The Rev. Patrick Demmer of Graham Memorial Church of God in Christ in Denver, however, credited Gerald Muhammad for making a positive impact.
“There are a lot of people we have failed to reach in Christendom that Muslims have reached, especially the harder individuals in the community,” said Demmer, who traveled with Muhammad to Washington, D.C., for a conference on families a few years ago.
The Nation of Islam’s efforts to reach out to the wider Muslim community date to Farrakhan’s near-fatal battle with prostate cancer four years ago.
The word has filtered down to Denver. Gerald Muhammad said he is learning Arabic. He points out “our Hispanic brother” in a photograph of mosque members.
“Our philosophy has not changed,” Muhammad said. “It has evolved.”
Muhamad Jodeh, spokesman for the Colorado Muslim Society, the state’s largest mosque, said he is encouraged by the Nation’s move toward Sunni Islam. He said several local Nation members accepted his invitation to pray with him at a banquet last fall.
The Anti-Defamation League, however, says Farrakhan is the same old anti-Semite, pointing to his statements this year about “Israeli Zionists” influencing Bush administration foreign policy.
Muhammad claims hundreds of members and said the mosque is growing. Nationally, estimates put Nation of Islam membership between 30,000 and 70,000.
Muhammad said he hopes to work with religious, political and community leaders to find ways to stop police shootings and tackle gangs, drugs and teen pregnancy.

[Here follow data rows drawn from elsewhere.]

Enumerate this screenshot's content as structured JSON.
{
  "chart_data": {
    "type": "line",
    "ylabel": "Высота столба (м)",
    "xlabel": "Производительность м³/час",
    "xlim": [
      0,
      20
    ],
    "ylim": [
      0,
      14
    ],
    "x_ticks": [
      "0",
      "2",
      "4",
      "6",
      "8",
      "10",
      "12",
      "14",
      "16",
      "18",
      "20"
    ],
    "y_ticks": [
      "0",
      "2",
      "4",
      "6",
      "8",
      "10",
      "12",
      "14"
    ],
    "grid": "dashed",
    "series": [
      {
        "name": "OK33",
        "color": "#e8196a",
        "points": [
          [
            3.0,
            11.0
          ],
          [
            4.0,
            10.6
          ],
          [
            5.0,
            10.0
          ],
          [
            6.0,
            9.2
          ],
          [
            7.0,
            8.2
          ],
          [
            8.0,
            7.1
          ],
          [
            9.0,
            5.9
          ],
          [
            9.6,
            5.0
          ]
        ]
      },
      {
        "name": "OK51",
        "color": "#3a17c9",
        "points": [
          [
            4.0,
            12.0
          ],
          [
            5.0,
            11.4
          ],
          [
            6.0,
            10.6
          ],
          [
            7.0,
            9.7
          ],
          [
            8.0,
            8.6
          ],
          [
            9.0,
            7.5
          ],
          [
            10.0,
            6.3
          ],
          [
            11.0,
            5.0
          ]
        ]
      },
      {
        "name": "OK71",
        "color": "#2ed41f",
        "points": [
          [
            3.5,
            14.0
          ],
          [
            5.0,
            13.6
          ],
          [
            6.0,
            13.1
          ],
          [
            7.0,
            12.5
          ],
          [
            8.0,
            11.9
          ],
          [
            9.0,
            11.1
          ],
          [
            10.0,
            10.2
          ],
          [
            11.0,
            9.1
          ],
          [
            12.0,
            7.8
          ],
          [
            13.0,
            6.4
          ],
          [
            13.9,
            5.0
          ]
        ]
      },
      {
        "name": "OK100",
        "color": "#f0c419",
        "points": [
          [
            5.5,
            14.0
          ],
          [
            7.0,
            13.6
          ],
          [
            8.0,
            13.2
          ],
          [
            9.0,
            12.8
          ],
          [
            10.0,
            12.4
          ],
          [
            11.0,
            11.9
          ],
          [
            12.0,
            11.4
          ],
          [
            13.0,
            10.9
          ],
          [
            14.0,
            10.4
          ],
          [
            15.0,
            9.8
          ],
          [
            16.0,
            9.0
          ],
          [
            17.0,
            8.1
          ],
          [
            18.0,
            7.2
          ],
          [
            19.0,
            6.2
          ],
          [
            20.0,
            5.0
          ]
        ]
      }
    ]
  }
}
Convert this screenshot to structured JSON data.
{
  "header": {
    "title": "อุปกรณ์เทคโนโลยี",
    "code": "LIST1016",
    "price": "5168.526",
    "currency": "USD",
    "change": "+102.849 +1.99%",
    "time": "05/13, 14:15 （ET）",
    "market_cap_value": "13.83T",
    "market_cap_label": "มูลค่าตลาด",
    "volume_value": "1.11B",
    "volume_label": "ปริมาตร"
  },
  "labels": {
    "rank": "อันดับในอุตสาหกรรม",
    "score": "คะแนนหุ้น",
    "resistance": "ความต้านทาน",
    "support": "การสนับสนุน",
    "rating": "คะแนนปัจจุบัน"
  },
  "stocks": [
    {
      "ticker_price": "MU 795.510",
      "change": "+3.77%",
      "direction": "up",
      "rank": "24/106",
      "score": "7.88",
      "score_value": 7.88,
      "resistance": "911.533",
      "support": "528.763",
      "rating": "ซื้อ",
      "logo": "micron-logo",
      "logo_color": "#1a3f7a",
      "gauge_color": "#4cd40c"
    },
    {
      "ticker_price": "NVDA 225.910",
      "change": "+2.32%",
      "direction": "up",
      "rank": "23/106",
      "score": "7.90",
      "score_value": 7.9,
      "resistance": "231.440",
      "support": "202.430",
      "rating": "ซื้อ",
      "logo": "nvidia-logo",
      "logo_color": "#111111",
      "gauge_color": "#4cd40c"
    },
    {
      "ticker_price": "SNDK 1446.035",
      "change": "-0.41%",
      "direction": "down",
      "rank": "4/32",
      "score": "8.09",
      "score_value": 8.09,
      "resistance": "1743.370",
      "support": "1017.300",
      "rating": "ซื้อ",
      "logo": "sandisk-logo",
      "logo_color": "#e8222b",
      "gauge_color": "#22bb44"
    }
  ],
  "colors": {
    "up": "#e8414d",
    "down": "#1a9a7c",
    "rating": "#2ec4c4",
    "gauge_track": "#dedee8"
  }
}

“We need good police officers,” Muhammad said. “We need ones who are trained in patience and kindness and trained to protect and serve, not walk around our community saying, ‘Hell, man, I’m the overseer on the plantation.”‘
Lawrence Mamiya, a religion professor at Vassar College in New York who specializes in studying the Nation of Islam, said such racially-powered messages resonate in the right conditions.
“To a certain degree, the black middle class has moved away from that, but in a crisis, perhaps it reminds them that racism still exists in America,” he said.